Heißester Tipp auf die Goldmedaille ist Titelverteidiger Paolo Bettini. Der Italiener hat drei große Vorteile gegenüber seinen Konkurrenten:

1. Er weiß, wie man die Olympischen Spiele gewinnt.
2. Er ist Spezialist für Eintagesrennen bzw. Klassiker mit hügeligem Profil, vielleicht sogar der beste Eintagesfahrer der letzten fünf Jahre. Hat Puncher-Qualitäten; die Strecke ist für ihn wie maßgeschneidert.
3. Er hat das stärkste Team hinter sich (Marzio Bruseghin, Damiano Cunego, Davide Rebellin, Franco Pellizotti). Und darauf kommt es beim olympischen Straßenrennen an. Deshalb werden die Italiener und die Spanier um die Toursieger der letzten beide Jahre Carlos Sastre (2008) und Alberto Contador (2007) das Rennen dominieren.

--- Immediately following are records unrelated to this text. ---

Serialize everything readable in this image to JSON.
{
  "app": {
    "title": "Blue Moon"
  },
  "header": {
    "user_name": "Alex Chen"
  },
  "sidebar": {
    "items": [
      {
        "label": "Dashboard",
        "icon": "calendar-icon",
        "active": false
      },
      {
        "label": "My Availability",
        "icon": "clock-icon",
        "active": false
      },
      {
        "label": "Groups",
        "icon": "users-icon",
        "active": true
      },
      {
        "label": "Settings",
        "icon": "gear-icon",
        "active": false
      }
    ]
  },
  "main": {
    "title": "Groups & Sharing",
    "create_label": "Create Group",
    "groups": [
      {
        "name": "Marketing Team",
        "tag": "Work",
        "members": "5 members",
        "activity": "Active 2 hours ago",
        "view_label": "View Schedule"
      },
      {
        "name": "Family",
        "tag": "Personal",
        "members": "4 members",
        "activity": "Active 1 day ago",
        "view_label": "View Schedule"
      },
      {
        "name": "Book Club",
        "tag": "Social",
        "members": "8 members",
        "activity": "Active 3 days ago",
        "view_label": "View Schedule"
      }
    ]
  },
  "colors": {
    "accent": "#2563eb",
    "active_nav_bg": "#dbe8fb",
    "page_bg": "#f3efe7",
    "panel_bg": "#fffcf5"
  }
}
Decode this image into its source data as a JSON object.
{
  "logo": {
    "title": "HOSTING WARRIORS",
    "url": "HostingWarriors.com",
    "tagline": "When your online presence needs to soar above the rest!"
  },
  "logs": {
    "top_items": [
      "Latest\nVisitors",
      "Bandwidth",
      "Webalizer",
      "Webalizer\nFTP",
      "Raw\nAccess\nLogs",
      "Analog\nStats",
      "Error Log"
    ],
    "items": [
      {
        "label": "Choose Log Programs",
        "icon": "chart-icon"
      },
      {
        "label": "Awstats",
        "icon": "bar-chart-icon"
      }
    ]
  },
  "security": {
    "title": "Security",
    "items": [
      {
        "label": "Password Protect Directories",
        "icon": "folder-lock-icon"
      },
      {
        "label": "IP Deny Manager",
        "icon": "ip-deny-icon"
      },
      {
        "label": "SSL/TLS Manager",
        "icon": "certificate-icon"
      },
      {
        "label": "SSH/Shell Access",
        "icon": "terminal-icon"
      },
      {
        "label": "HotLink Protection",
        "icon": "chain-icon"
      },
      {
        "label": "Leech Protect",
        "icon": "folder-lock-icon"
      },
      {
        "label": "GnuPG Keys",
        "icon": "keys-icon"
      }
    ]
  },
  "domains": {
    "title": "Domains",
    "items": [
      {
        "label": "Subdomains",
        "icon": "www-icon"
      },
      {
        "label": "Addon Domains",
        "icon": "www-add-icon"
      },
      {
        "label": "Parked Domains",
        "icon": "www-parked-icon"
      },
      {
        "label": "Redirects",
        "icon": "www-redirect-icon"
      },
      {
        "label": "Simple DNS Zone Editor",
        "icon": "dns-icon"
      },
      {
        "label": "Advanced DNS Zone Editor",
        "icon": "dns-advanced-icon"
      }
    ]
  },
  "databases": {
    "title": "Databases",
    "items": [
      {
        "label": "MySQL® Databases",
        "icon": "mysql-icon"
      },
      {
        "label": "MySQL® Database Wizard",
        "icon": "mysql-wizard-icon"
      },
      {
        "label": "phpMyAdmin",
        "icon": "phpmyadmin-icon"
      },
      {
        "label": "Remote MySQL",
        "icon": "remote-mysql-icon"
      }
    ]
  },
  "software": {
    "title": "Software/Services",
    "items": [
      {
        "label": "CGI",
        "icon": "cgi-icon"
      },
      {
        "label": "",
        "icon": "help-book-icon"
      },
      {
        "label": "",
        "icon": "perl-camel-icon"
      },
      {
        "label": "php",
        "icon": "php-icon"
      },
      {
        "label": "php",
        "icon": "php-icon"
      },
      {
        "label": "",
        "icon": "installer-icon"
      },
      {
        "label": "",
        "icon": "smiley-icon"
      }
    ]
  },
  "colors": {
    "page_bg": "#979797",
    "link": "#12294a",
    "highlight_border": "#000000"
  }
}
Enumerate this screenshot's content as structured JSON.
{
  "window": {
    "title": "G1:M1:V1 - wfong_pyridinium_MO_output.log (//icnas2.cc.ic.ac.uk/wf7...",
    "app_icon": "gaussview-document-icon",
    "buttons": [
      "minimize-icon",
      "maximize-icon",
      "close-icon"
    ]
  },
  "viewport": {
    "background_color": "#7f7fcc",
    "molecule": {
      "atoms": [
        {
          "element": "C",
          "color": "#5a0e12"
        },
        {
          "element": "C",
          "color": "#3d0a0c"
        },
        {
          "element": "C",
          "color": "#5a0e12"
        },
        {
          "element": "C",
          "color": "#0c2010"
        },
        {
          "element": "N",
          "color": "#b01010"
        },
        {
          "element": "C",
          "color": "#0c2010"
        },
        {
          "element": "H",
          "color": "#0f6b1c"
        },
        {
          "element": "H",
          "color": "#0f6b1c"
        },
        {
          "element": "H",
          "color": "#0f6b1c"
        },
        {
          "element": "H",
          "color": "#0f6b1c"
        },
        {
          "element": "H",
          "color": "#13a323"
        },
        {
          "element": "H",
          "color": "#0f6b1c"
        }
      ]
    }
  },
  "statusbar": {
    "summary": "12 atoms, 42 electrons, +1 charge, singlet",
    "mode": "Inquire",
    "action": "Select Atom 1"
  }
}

"Die Spanier werden traditionell wieder eine starke Mannschaft auf die Beine stellen. Italien ist mit Bettini und Rebellin sicherlich auch ganz vorne dabei", sagte Gerolsteiner-Teamchef Hans-Michael Holczer im Gespräch mit SPOX. "Aber auch die Holländer sind bei Eintagesrennen immer extrem stark. Zusammen mit Deutschland sind diese Nationen die heißesten Kandidaten auf die Medaillen."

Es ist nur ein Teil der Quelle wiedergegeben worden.